In short: no. However, there is one rule that most higher education I've encountered seems to stick to: they really like constitutions and written rules.
A quick google of my own university found a faculty senate constitution of over 30 pages with a great degree of detail and rules, and absolutely no mention of conflict of interest.
From further review, I might propose an idea of why: interest is assumed. Rather than being an organization who seeks impartiality, there is actually a deeply vested interest assumed that all senators - and the senate as a whole - try to forward the goals of the university and the interests of the faculty itself. Using my own reference constitution, early on this line states the purpose of the Senate: "The Senate shall be the representative body of the faculty." In other words, they are out for what is best for the faculty.
As such, in the situation you briefly outline, there isn't a conflict of interest, but it sounds like a case instead of "vested interest" - the faculty, and thus the senate, want pay raises and oppose administration that seeks to oppose or refuse it, and so they do what they can to help achieve this mission. In short, this isn't unethical - it's the definition of politics and the reason why the senate exists.

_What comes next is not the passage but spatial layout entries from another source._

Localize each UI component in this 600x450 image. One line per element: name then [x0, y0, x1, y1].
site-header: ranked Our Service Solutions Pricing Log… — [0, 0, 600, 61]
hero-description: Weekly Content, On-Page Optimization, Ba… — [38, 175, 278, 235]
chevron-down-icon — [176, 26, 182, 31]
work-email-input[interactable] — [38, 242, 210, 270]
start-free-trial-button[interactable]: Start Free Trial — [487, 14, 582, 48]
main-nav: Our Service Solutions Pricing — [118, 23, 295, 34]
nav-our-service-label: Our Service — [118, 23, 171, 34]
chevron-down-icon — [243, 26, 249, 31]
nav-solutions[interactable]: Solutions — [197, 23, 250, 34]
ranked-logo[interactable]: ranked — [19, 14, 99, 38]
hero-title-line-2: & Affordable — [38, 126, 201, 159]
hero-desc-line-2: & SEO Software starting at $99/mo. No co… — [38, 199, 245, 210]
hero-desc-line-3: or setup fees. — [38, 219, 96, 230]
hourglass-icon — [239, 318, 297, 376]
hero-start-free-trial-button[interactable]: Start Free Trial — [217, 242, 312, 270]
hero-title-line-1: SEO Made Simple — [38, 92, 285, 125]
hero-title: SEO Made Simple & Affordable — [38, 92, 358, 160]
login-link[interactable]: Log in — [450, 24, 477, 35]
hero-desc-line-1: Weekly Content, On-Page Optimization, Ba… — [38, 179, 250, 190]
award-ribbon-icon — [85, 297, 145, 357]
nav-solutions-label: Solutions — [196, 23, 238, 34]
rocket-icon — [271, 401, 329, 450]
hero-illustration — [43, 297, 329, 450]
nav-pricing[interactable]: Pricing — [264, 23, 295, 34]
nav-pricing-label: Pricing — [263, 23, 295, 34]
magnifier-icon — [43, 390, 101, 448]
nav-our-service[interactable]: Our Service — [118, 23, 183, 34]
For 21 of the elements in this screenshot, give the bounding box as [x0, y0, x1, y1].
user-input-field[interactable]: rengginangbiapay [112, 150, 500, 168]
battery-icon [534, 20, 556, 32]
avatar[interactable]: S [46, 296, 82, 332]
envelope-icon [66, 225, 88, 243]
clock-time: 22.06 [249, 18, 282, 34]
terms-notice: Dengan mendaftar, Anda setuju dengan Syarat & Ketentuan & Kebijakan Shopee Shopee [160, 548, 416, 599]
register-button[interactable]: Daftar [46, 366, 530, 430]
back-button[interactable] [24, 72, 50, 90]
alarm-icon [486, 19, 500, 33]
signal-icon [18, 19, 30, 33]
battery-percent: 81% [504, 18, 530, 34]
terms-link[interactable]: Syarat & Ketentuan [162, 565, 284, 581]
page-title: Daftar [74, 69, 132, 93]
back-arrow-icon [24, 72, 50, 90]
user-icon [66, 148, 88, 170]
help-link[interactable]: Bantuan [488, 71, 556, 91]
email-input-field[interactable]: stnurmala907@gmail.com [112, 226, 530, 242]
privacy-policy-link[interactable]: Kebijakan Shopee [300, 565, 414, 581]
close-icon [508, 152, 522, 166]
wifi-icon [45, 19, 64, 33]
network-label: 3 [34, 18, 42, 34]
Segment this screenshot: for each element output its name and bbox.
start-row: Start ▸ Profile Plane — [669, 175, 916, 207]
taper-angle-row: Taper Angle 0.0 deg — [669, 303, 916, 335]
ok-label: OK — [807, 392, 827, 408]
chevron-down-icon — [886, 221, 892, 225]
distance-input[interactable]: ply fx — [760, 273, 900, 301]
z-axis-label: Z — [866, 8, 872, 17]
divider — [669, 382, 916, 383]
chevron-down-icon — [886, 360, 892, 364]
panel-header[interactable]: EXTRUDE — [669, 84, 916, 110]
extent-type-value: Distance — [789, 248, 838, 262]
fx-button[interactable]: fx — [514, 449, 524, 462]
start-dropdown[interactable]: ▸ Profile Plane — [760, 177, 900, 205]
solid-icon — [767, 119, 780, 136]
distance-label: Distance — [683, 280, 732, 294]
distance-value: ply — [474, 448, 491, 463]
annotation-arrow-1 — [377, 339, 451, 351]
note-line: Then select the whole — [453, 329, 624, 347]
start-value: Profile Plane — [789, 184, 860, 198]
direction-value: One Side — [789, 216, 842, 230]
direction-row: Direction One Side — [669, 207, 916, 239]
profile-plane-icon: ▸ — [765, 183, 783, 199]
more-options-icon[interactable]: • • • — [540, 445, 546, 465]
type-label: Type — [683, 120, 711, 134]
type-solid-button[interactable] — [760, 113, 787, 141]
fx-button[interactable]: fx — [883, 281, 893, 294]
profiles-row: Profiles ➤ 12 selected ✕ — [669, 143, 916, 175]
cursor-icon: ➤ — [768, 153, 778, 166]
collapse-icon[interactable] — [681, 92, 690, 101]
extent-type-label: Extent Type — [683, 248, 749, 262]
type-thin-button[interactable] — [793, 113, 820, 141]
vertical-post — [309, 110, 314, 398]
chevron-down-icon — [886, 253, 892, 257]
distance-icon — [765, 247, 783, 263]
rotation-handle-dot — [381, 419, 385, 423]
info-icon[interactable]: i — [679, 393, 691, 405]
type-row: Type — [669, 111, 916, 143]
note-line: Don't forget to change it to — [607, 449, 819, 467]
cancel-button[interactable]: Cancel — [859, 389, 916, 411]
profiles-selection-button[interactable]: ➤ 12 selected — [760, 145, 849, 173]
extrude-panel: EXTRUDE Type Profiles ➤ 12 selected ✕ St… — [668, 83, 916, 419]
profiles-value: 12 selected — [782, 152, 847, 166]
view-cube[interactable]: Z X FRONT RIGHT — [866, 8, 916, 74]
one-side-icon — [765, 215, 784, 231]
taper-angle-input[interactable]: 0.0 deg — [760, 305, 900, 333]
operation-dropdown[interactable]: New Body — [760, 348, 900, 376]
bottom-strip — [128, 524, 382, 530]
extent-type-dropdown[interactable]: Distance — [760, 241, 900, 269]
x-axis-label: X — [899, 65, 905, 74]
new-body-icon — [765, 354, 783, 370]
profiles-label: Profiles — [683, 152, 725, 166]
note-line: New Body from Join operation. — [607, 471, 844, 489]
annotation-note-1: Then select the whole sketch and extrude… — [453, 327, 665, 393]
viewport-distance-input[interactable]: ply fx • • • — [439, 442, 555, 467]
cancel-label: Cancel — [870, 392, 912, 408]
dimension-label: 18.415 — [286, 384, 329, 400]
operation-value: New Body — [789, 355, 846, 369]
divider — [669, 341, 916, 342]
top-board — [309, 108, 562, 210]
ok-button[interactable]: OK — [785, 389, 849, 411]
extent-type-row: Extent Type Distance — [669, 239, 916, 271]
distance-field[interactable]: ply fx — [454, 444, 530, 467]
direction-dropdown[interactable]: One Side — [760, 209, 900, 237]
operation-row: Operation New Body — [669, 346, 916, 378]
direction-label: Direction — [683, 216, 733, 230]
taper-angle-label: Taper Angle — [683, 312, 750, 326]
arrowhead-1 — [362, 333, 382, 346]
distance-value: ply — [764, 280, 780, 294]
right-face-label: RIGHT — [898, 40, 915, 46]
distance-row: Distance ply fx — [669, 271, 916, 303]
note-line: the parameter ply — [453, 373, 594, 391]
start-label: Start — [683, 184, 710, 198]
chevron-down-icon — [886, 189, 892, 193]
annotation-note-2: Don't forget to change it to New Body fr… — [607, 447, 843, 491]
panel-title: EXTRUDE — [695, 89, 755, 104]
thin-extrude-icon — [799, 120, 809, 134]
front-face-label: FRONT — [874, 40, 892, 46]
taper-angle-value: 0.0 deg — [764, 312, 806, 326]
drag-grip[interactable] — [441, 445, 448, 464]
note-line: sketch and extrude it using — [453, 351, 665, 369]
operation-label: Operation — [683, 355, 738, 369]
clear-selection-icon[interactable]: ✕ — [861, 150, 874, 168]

Much of this is determined, at least in the US, by state law and mandate for public universities. In Wisconsin: The faculty derives its authority from 36.09(4) Wisconsin Statutes, which reads as follows:
FACULTY. The faculty of each institution, subject to the
responsibilities and powers of the board, the president, and the
chancellor of such institution, shall be vested with responsibility
for the immediate governance of such institution and shall actively
participate in institutional policy development. As such, the faculty
shall have the primary responsibility for academic and educational
activities and faculty personnel matters. The faculty of each
institution shall have the right to determine their (sic) own faculty
organizational structure and to select representatives to participate
in institutional governance.
As with all good representative systems, it is assumed that there are checks and balances. There are usually student government wings, faculty senates, administrative positions, committees, etc - all designed to, hopefully, ensure an outcome that is the best for the whole community.
But in the case of a faculty senate being in favor of pay raises and also being pro-union? Yes, yes I would imagine they are. Whether or not they get a raise is usually not solely determined by a faculty senate, though, or that would be a pretty naive system.